A postura de segurança do DeFi não acompanhou. A capacidade de seguro on-chain permanece medida nas centenas de milhões de dólares, em contraste com um sector com aproximadamente $100 mil milhões em valor total bloqueado. O mercado de auditoria não consegue acompanhar o volume de implementações de contratos, e a composabilidade continua a alargar a superfície que os defensores devem cobrir. Os reguladores, incluindo a UE sob a MiCA, começaram a formalizar requisitos de divulgação, mas nenhum ainda exige testes adversários contínuos ou aplicação em tempo de execução para protocolos de alto TVL.
Os construtores que vale a pena ouvir estão a convergir na mesma lista curta. Tratar cada atualização e integração como uma nova superfície de ataque. Tornar os testes adversários contínuos em vez de um marco de auditoria único. Segmentar limites de confiança para que um único compromisso — seja um verificador mal configurado, como na Kelp, ou uma exploração assistida por modelo amanhã — não possa propagar-se por toda a pilha de empréstimos. E precificar a postura de segurança nas decisões de alocação da mesma forma que os gestores de crédito precificam o risco de incumprimento.

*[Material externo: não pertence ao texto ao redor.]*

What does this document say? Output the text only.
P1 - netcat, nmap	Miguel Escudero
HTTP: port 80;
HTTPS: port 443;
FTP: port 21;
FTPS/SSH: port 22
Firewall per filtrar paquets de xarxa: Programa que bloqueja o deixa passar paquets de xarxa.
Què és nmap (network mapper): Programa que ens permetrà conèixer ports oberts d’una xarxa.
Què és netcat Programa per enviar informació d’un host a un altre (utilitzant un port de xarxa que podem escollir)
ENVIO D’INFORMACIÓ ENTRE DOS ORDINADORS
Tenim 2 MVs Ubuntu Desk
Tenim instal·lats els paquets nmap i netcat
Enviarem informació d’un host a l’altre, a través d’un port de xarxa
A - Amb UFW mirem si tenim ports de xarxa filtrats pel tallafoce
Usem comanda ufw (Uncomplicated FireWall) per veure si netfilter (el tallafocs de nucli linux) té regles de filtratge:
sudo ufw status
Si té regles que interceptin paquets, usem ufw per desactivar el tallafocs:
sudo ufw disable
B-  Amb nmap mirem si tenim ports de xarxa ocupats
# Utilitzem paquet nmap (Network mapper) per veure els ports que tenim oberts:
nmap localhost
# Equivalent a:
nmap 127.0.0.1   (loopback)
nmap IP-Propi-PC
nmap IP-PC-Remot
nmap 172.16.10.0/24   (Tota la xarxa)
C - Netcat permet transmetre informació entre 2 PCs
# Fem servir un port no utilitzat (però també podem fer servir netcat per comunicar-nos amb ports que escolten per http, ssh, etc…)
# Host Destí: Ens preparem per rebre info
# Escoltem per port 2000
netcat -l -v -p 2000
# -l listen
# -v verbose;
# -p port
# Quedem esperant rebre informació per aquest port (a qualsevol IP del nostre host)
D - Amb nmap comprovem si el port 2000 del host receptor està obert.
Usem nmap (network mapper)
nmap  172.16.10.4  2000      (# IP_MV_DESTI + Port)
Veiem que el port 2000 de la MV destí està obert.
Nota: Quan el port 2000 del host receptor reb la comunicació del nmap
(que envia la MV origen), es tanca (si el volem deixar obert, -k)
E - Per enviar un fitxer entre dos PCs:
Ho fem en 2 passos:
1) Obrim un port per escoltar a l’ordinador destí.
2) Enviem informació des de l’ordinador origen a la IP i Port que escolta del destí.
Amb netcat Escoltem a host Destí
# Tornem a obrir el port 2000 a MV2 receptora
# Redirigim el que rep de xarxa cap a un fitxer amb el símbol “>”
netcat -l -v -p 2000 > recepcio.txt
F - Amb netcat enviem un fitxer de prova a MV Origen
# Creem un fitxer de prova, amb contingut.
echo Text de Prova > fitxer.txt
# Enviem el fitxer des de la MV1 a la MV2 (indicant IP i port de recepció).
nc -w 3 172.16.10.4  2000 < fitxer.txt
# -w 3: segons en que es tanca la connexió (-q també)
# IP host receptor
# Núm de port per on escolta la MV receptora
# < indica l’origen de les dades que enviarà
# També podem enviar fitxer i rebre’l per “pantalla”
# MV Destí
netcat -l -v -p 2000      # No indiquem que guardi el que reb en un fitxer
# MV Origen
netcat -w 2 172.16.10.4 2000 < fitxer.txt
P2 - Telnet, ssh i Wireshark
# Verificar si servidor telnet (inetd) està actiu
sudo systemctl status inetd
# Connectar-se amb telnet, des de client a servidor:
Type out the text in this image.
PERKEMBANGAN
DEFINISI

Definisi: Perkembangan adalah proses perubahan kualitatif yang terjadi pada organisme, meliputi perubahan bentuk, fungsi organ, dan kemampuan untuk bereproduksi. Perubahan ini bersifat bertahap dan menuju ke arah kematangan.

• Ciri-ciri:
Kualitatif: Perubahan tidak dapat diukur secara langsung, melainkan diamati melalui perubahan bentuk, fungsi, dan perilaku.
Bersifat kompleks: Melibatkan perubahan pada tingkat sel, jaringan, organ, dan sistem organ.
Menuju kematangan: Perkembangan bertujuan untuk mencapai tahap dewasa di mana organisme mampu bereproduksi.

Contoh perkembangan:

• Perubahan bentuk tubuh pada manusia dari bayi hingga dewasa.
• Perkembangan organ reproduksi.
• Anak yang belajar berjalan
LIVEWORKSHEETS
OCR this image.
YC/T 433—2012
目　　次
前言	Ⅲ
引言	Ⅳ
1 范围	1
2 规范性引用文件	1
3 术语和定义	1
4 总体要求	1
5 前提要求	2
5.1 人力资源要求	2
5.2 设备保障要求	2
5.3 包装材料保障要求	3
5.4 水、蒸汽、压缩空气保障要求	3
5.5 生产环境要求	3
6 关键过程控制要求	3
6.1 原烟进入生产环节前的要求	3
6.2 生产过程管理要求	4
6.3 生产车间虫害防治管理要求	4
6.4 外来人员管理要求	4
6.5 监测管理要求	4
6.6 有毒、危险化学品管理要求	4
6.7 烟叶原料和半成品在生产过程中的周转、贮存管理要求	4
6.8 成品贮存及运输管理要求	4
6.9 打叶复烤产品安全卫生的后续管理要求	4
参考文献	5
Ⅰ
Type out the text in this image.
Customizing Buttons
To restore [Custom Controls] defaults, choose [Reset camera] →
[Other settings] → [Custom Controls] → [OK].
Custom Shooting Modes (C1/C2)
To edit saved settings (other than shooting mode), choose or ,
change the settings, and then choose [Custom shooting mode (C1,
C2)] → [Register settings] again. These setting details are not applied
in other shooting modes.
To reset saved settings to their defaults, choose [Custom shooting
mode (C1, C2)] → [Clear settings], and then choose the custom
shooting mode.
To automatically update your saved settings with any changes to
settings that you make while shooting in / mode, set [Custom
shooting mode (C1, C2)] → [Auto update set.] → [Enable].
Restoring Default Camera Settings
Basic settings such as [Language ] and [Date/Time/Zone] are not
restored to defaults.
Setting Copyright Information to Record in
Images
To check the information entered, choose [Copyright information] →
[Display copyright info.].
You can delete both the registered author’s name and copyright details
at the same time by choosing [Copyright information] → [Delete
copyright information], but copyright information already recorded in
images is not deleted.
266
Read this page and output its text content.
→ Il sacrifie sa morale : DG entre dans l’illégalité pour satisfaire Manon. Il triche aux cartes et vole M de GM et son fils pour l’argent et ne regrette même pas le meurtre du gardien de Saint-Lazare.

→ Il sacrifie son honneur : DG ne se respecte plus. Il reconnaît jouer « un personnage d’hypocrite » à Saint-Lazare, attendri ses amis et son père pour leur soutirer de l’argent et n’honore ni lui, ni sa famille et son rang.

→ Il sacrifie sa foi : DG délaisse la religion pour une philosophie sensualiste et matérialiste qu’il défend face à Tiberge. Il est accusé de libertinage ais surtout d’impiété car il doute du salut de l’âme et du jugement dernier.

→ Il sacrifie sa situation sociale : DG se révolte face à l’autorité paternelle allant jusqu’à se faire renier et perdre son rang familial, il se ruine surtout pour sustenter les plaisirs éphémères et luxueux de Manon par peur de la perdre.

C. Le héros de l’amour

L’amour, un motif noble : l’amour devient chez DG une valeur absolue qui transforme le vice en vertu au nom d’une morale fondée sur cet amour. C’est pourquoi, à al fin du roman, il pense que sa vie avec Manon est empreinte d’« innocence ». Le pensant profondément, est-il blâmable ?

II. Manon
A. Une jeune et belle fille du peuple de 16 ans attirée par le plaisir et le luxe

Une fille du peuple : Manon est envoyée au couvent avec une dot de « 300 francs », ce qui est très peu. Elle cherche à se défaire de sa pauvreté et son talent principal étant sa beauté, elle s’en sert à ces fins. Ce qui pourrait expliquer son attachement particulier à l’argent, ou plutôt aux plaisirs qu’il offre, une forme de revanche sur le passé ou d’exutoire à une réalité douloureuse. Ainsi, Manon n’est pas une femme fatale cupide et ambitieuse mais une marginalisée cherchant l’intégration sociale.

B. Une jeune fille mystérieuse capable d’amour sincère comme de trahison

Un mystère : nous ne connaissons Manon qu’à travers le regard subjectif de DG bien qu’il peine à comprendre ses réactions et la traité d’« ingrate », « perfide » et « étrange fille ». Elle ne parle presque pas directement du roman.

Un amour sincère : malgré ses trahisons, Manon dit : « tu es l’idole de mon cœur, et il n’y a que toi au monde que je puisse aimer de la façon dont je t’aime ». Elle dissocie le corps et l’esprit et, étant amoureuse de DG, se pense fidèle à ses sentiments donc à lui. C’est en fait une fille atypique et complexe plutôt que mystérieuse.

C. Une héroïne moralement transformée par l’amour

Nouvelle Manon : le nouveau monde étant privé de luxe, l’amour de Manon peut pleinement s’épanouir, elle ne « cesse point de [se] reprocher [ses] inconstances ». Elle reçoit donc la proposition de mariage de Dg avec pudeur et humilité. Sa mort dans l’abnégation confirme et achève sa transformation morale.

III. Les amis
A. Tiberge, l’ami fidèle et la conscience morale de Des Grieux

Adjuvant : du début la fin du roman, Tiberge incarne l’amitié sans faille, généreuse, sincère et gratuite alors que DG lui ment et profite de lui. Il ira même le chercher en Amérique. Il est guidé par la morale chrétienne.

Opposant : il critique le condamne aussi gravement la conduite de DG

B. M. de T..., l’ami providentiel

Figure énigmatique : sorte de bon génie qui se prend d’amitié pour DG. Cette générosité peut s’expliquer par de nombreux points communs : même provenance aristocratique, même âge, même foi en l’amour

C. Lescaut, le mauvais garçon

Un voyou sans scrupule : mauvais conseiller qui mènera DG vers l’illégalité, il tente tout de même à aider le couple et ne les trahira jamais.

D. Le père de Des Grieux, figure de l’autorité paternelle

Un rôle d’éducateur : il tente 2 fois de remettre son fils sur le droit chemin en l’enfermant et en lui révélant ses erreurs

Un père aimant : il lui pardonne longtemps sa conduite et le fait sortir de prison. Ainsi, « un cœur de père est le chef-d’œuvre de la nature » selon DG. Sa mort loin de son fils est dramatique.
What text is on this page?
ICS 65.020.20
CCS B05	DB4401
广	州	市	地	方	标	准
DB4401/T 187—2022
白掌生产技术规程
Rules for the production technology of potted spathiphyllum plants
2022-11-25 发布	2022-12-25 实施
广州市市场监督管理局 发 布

As consequências da Kelp resolver-se-ão de uma forma ou de outra. Alguma percentagem do ether roubado pode ainda ser recuperada, e a reserva Umbrella da Aave pode ser forçada a absorver o défice. Os depositantes acabarão por voltar. O que não reverterá é a curva de custos. Pela primeira vez, um adversário capaz já não precisa de uma equipa de investigação, um zero-day e um orçamento de seis dígitos para drenar um protocolo DeFi. Precisam de algumas centenas de dólares de créditos de inferência e uma lista de alvos.
A questão da indústria para o resto de 2026 é se as suas defesas podem aumentar mais rapidamente do que essa capacidade.